Beginning in 2011, First Databank's set of National Drug Codes (NDCs) have been integrated into RxNorm's standard clinical drug vocabulary that includes all medications available on the US market. RxNorm is produced and maintained by the United States National Library of Medicine (NLM).

In 2017, FDB acquired Polygot Systems, which simplifies drug information for patients and translates that information into 21 languages.

In 2018, FDB partnered with PetIQ to release the first veterinary medication database to provide information on pet medications structured for integration into pharmacy systems.

Beginning in 2020, FDB partnered with Amazon and its Alexa devices to provide drug information and answer medication questions.

During the COVID-19 pandemic, FDB posted drug data (regarding remdesivir, chloroquine, and hydroxychloroquine) and medical device-related coronavirus information to its website.

In August 2021, the company announced a partnership with RxRevu to provide integrated decision support tools to improve patient access to care, delivering patient-specific pharmacy benefit information to EHR workflows via direct connections with pharmacy benefit managers. The technology displays accurate, real-time data at the point of prescribing, allowing physicians to find affordable alternatives for medications specific to a patient's health needs and insurance benefits. FDB will offer RxRevu's prescription cost and coverage solution to current and future hospital, health system, and EHR clients.

Operations

FDB MedKnowledge (formerly National Drug Data File Plus)

First Databank's MedKnowledge provides prices, descriptions, and collateral clinical information on drugs approved by the US Food and Drug Administration (FDA), plus unapproved drugs, commonly used over-the-counter drugs, herbal remedies, medical foods and nutritional supplements.

FDB OrderKnowledge (formerly OrderView Med Knowledge Base)
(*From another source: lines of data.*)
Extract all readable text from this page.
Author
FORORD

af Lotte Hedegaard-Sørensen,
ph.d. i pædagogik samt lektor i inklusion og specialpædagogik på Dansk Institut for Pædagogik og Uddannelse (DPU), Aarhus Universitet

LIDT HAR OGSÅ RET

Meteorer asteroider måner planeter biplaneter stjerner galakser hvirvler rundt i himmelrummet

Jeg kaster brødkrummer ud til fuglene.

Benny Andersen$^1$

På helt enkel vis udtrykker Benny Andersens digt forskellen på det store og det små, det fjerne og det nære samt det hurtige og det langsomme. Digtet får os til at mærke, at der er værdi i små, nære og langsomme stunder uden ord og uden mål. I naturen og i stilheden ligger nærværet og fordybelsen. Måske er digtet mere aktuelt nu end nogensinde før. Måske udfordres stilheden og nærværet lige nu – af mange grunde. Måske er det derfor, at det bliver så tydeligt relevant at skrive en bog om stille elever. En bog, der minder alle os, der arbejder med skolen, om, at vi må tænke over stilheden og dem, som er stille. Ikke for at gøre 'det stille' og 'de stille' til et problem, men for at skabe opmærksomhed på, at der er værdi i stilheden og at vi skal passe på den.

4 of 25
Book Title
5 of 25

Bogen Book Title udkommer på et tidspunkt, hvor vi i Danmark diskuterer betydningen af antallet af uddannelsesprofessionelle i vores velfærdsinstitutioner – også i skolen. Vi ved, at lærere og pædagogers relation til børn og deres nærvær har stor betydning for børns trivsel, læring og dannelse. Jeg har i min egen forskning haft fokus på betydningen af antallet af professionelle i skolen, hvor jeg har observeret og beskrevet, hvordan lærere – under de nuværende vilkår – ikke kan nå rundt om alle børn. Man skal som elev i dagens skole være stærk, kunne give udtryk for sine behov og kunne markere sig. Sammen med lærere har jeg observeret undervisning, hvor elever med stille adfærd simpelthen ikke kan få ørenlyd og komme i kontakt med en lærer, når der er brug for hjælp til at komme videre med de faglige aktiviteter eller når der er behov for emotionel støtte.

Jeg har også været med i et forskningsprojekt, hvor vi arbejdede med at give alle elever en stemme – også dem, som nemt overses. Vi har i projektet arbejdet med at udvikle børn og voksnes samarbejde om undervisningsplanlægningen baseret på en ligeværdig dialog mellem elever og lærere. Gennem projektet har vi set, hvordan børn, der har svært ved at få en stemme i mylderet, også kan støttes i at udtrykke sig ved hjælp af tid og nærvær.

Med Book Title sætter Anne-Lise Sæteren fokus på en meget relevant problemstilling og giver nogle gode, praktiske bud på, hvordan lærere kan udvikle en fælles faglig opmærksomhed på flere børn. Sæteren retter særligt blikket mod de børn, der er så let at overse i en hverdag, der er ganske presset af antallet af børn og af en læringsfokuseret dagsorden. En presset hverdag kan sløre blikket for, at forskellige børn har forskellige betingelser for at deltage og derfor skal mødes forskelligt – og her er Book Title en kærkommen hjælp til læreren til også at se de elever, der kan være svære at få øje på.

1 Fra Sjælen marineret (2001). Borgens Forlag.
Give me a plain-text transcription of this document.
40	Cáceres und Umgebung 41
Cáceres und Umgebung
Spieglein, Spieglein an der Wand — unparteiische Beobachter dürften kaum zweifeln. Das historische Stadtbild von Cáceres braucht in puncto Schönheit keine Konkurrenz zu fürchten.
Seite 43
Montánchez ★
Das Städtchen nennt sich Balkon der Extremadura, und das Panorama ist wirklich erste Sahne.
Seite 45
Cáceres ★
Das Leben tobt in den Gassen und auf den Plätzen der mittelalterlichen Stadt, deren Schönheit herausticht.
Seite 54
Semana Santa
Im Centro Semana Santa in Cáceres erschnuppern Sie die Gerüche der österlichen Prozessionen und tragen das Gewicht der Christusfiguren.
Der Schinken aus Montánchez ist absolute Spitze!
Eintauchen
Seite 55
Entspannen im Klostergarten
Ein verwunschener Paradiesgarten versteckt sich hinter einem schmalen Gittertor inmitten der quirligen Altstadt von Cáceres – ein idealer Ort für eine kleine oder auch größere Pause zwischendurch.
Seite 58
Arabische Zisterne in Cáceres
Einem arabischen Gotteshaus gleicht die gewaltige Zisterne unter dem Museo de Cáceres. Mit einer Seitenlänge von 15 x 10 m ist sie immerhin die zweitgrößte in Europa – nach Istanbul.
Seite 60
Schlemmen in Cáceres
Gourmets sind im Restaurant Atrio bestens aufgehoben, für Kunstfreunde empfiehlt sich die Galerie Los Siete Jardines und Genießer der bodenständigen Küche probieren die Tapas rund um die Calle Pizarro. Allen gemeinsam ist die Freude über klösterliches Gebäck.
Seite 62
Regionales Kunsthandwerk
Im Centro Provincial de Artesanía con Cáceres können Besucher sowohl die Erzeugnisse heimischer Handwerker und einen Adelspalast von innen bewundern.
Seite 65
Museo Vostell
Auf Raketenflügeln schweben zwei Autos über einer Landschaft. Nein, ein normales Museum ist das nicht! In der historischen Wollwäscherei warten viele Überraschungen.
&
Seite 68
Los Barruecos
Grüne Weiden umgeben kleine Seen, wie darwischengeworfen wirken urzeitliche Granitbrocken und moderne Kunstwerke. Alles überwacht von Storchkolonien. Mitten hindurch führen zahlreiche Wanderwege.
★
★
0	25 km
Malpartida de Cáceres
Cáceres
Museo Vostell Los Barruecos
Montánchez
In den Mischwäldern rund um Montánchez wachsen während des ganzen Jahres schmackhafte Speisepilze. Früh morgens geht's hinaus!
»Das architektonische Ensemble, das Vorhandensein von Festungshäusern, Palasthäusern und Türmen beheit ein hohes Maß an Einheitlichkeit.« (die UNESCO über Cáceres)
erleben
First Databank has developed a drug ordering knowledge base that enables physicians to look up and order drugs. Drug orders are generated based on patient parameters such as age, weight, renal and hepatic impairment, thereby reducing lists of candidate drugs to a minimum. The database is expected to affect the number of adverse drug reactions and side effects at facilities that have adopted the electronic order entry systems.

FDB AlertSpace

A web-based software tool that enables institution-specific modification of medication alerts using FDB MedKnowledge clinical modules based on clinician input, localized clinical experience, and other available evidence. The tool allows users to edit or turn off individual alerts, track all alert customizations and create an audit record, and view FDB updates in comparison with the user's own modifications. Users can load the results of their modifications directly into their medication decision support system for immediate use in the workflow. The approach follows the normal update process.

FDB Prizm

The FDB Prizm medical device database provides structured, categorized, and normalized information about medical device products that are implanted into patients; hospital and durable medical equipment; and medical supplies. The medical device content comes from a variety of sources such as the FDA, medical device manufacturers, and industry data pools. Also, it encompasses additional information from clinical, operational, and financial attributes and codes. Use of this database within supply chain and other information systems is designed to help decision makers to build and maintain device libraries, identify and document medical devices in case of recalls and adverse events, and group and analyze medical device utilization.

Meducation
Meducation comprises simplified medication instructions and medication regimen calendars using patient-specific information from the electronic health record (EHR). All material is written at a 5th to 8th grade reading level with supporting pictograms in more than 20 languages and is designed to help reduce medication errors and improve medication adherence for all patients.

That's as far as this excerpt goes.